The type of buyer or consumer of a product powerfully affects every aspect of the marketing strategy. That is because the strategy is built around the marketer's understanding of the needs, wants and personal characteristics of the target market, a group of consumers who are most likely to choose the firm's brand.
Target Market Selection
Before it can effectively market its product, a firm needs to pinpoint exactly which potential buyers will be the focus of its efforts. Otherwise, it risks wasting money and time on people who are loyal to other brands, uninterested in the product category or unresponsive for other reasons. These buyers are often selected based on demographic features, like age, sex or income. They also can be identified by the lifestyle, personality and attitudinal characteristics known as psychographics.
Many key dimensions of a product, like flavor, size and style, must be designed in accordance with the preferences of target consumers. For example, a firm that hopes to market a breakfast cereal to children would need to incorporate features like a sweet taste and a colorful box. If the target market is composed of large families, marketers would probably choose large, resealable packages in order to extend the brand's shelf life and encourage use by all family members.

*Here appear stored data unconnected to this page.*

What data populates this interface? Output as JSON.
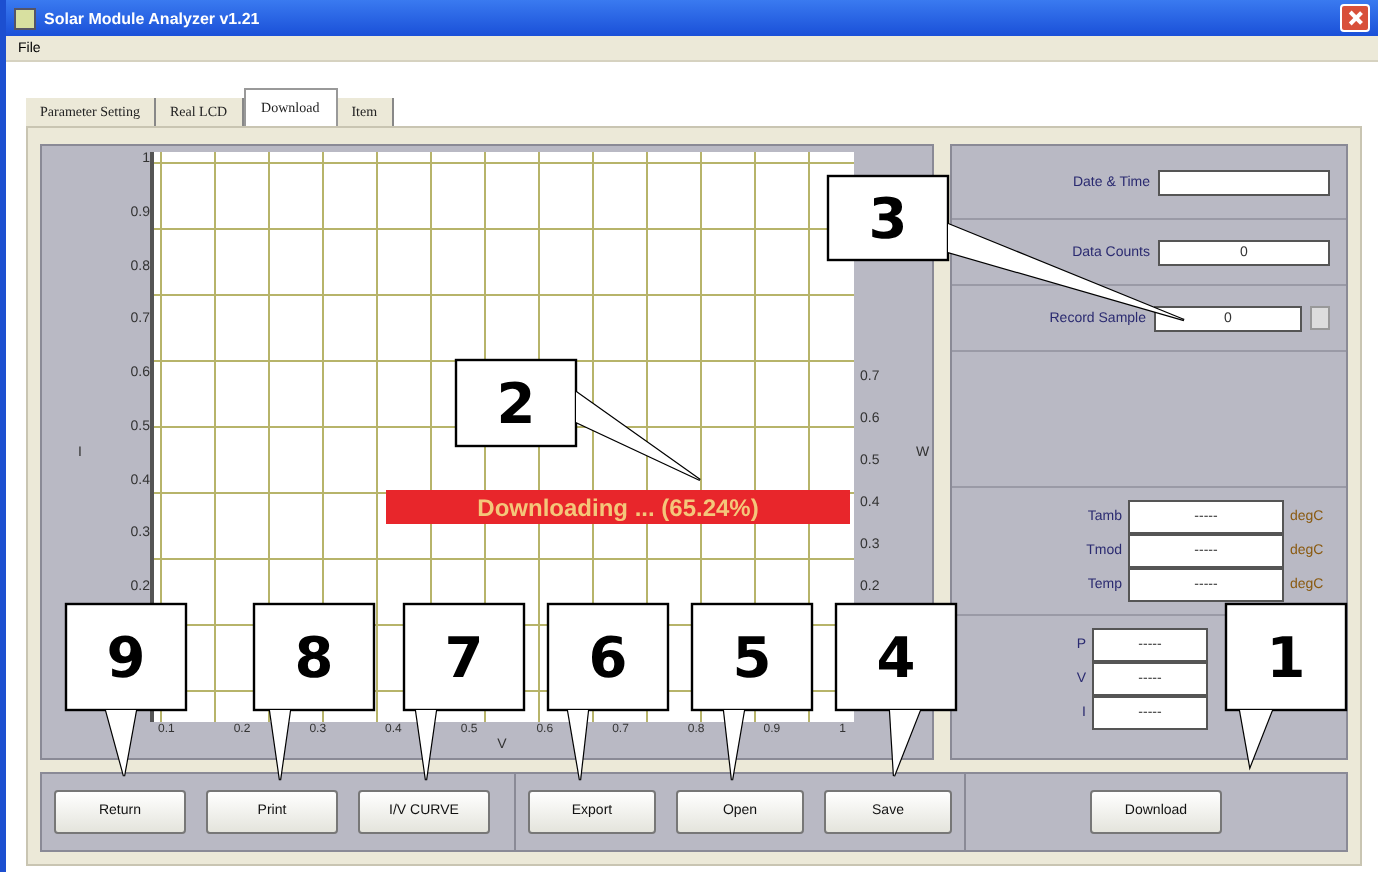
{
  "window": {
    "title": "Solar Module Analyzer v1.21"
  },
  "menu": [
    "File"
  ],
  "tabs": [
    {
      "label": "Parameter Setting",
      "selected": false
    },
    {
      "label": "Real LCD",
      "selected": false
    },
    {
      "label": "Download",
      "selected": true
    },
    {
      "label": "Item",
      "selected": false
    }
  ],
  "chart": {
    "y_label": "I",
    "left_ticks": [
      "1",
      "0.9",
      "0.8",
      "0.7",
      "0.6",
      "0.5",
      "0.4",
      "0.3",
      "0.2"
    ],
    "right_label": "W",
    "right_ticks": [
      "0.7",
      "0.6",
      "0.5",
      "0.4",
      "0.3",
      "0.2"
    ],
    "x_label": "V",
    "x_ticks": [
      "0.1",
      "0.2",
      "0.3",
      "0.4",
      "0.5",
      "0.6",
      "0.7",
      "0.8",
      "0.9",
      "1"
    ],
    "status": "Downloading ... (65.24%)"
  },
  "side": {
    "fields": [
      {
        "kind": "text",
        "label": "Date & Time"
      },
      {
        "kind": "text",
        "label": "Data Counts",
        "value": "0"
      },
      {
        "kind": "spin",
        "label": "Record Sample",
        "value": "0"
      }
    ],
    "temperatures": [
      {
        "label": "Tamb",
        "value": "-----",
        "unit": "degC"
      },
      {
        "label": "Tmod",
        "value": "-----",
        "unit": "degC"
      },
      {
        "label": "Temp",
        "value": "-----",
        "unit": "degC"
      }
    ],
    "readings": [
      {
        "label": "P",
        "value": "-----"
      },
      {
        "label": "V",
        "value": "-----"
      },
      {
        "label": "I",
        "value": "-----"
      }
    ]
  },
  "button_groups": [
    [
      "Return",
      "Print",
      "I/V CURVE"
    ],
    [
      "Export",
      "Open",
      "Save"
    ],
    [
      "Download"
    ]
  ],
  "callouts": [
    "3",
    "2",
    "9",
    "8",
    "7",
    "6",
    "5",
    "4",
    "1"
  ]
}
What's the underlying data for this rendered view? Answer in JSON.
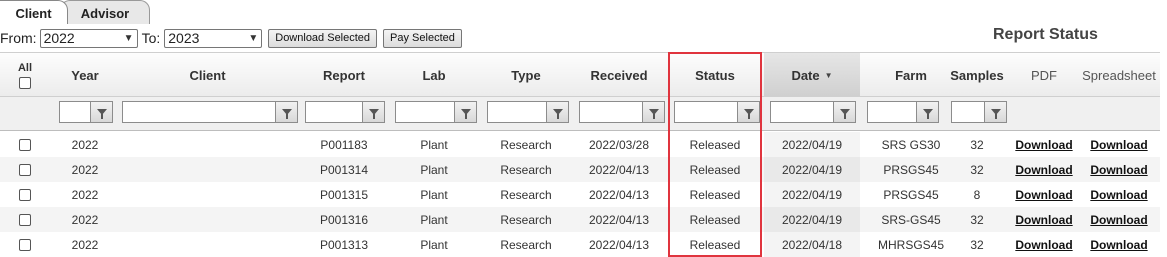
{
  "tabs": [
    {
      "label": "Client"
    },
    {
      "label": "Advisor"
    }
  ],
  "filters": {
    "from_label": "From:",
    "from_value": "2022",
    "to_label": "To:",
    "to_value": "2023",
    "download_selected": "Download Selected",
    "pay_selected": "Pay Selected"
  },
  "title": "Report Status",
  "columns": {
    "all": "All",
    "year": "Year",
    "client": "Client",
    "report": "Report",
    "lab": "Lab",
    "type": "Type",
    "received": "Received",
    "status": "Status",
    "date": "Date",
    "farm": "Farm",
    "samples": "Samples",
    "pdf": "PDF",
    "spreadsheet": "Spreadsheet"
  },
  "rows": [
    {
      "year": "2022",
      "client": "",
      "report": "P001183",
      "lab": "Plant",
      "type": "Research",
      "received": "2022/03/28",
      "status": "Released",
      "date": "2022/04/19",
      "farm": "SRS GS30",
      "samples": "32",
      "pdf": "Download",
      "spreadsheet": "Download"
    },
    {
      "year": "2022",
      "client": "",
      "report": "P001314",
      "lab": "Plant",
      "type": "Research",
      "received": "2022/04/13",
      "status": "Released",
      "date": "2022/04/19",
      "farm": "PRSGS45",
      "samples": "32",
      "pdf": "Download",
      "spreadsheet": "Download"
    },
    {
      "year": "2022",
      "client": "",
      "report": "P001315",
      "lab": "Plant",
      "type": "Research",
      "received": "2022/04/13",
      "status": "Released",
      "date": "2022/04/19",
      "farm": "PRSGS45",
      "samples": "8",
      "pdf": "Download",
      "spreadsheet": "Download"
    },
    {
      "year": "2022",
      "client": "",
      "report": "P001316",
      "lab": "Plant",
      "type": "Research",
      "received": "2022/04/13",
      "status": "Released",
      "date": "2022/04/19",
      "farm": "SRS-GS45",
      "samples": "32",
      "pdf": "Download",
      "spreadsheet": "Download"
    },
    {
      "year": "2022",
      "client": "",
      "report": "P001313",
      "lab": "Plant",
      "type": "Research",
      "received": "2022/04/13",
      "status": "Released",
      "date": "2022/04/18",
      "farm": "MHRSGS45",
      "samples": "32",
      "pdf": "Download",
      "spreadsheet": "Download"
    }
  ],
  "highlight_color": "#e0343e"
}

Knowing the characteristics and personalities of target consumers is especially critical when developing a promotion campaign because the message must resonate with those potential buyers. An audience of teens, for example, would respond to different language and imagery than older consumers. Also, marketers need to learn which media vehicles are influential with the target. In general, a web-based promotion is less likely to get the attention of people over 65 than of their children and grandchildren.
Pricing and Distribution
How much the average target consumer can afford to pay for the firm's product must be considered when setting a price. Also, marketers must understand where and how these buyers prefer to shop. A clothing designer with a target market of young professional women would probably need to distribute its line in several department stores, where these buyers typically enjoy trying and comparing different brands. But a maker of standardized items like rubber boots or work gloves might be able to limit its distribution to a website.